Sure. I'll be happy to do that. I think there's a couple of things to keep in mind. I think we're encouraged by the early data that we're seeing with the triplet combination. So from a safety profile, which is one of the important considerations, we're encouraged and you'll see the data at ASCO.
I think the other component, as you were mentioning, was the comparison to Ipinivo in frontline. And so while we're encouraged by the early efficacy data, I think long term durability is where the question still remains and that's the promise of adding a checkpoint to see whether the high response rate can be maintained over time and be comparable to ipinivo and that we need to wait for the data to mature. So I think we're encouraged by the early safety data as well as the efficacy data, but we need more time to see about the durability of the triplet.

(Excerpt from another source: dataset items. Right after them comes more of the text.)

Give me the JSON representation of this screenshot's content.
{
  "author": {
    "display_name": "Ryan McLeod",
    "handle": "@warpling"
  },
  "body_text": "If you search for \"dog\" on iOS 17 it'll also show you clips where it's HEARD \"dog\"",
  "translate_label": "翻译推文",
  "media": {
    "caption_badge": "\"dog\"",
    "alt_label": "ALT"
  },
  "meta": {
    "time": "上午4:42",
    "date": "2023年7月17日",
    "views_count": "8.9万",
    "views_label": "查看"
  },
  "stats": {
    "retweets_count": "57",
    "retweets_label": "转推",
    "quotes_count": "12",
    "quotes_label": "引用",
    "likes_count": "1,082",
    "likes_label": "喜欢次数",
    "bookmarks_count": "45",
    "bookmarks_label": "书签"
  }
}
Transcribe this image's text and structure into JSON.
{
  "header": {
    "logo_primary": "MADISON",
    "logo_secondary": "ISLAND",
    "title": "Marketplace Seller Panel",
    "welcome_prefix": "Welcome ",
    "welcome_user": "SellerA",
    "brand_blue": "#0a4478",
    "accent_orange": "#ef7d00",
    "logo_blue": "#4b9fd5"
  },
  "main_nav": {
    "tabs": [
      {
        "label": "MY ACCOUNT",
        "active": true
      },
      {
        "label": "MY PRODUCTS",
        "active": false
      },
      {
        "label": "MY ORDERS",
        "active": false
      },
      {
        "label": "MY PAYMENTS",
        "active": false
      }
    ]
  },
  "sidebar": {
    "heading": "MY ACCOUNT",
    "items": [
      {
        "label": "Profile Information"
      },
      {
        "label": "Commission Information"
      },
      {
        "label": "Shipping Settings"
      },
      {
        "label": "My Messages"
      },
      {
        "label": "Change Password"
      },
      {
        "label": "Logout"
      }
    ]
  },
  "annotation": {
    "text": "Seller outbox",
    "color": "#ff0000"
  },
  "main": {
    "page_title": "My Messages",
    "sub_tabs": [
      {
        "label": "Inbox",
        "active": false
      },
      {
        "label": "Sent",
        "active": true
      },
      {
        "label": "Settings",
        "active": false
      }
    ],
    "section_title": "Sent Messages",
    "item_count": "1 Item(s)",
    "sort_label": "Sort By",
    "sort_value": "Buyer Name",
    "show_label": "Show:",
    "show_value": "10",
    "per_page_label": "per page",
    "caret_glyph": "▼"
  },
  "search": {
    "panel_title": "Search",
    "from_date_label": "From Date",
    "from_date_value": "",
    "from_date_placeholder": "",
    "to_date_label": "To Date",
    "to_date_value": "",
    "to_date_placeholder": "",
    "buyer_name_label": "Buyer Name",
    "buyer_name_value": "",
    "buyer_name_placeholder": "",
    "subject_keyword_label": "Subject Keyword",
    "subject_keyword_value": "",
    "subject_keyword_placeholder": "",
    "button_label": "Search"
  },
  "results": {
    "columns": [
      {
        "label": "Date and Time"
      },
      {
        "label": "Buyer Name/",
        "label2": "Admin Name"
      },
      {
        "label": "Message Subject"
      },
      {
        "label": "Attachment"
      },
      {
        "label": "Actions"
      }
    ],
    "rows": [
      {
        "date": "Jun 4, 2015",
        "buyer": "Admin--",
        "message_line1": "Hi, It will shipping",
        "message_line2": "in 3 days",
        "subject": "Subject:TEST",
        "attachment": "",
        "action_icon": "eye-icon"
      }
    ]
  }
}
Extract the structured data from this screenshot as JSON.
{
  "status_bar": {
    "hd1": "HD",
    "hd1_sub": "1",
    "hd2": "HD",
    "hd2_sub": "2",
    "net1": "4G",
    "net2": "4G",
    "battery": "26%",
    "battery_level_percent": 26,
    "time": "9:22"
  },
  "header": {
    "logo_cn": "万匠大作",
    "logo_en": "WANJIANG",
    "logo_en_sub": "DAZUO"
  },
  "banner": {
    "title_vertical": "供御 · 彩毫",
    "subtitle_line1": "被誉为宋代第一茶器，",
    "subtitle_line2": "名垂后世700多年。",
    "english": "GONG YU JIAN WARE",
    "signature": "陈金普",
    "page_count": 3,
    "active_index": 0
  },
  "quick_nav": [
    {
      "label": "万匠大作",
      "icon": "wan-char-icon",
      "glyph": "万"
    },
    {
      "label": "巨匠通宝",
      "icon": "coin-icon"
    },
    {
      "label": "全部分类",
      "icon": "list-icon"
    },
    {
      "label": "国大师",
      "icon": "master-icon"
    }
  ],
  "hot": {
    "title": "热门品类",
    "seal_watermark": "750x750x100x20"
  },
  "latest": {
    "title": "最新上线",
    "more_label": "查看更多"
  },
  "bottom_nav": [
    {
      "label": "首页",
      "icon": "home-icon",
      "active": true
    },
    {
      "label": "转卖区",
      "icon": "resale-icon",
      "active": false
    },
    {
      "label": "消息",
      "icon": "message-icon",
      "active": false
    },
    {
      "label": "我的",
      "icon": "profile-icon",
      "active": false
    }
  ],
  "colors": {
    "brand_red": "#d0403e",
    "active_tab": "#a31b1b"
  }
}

Thanks, Marvin. Marc, do you want to cover the just very briefly,
I think it's the on G and A, this is a continuation of the effort we have initiated some time ago. We made already some good progress in 2014. We are going to redouble our effort and try to provide as much money for the sales, medical and marketing as well as R and D. So that's been we have been doing this for some time. We are going to continue doing it.
Nothing exceptional. And the rate of G and A on sales will be lower in 2015 than it was in 2014.
And the Celgene payment booked in externalization?
So the Celgene payment, the €450,000,000 will be recognized as an extension of revenues in the Q2 or when the transaction is closed because this needs to be done.
Okay. We're locking on Vida.
That's why we called it out. It was around €9,000,000 for the quarter. For Crestor, we did see in January slightly lower TRx share than we're expecting. I mean, there is seasonality with CV products, of course, as patients wait to see which plan their employers are going to take. So they can be reluctant to fill scripts at that point.
But again, we expect this of that, which is not always visible is the impact of the fee, which was employed, as I said, that ranges between 2.5% 3% on products in the U. S, which can distort the figures somewhat.
Thanks, Luke. So I'm really sorry. I know we have more questions, but we have to stop at 1 And so we unfortunately need to end our Q and A now. Let me just thank you all for joining us today. And those who have still questions, if you could contact our IR group that would be great.
And I'd just like to leave you with a parting thought that we believe we had a good start for the year. We're progressing our pipeline. We're implementing our strategy, which includes this externalization dimension, which is a sustainable part of our business model moving forward. We're on track to deliver our goals. We believe we can deliver the guidance for the year.
And the most exciting part is we believe we're making tremendous progress with our pipeline. So with that, thank you so much for joining us.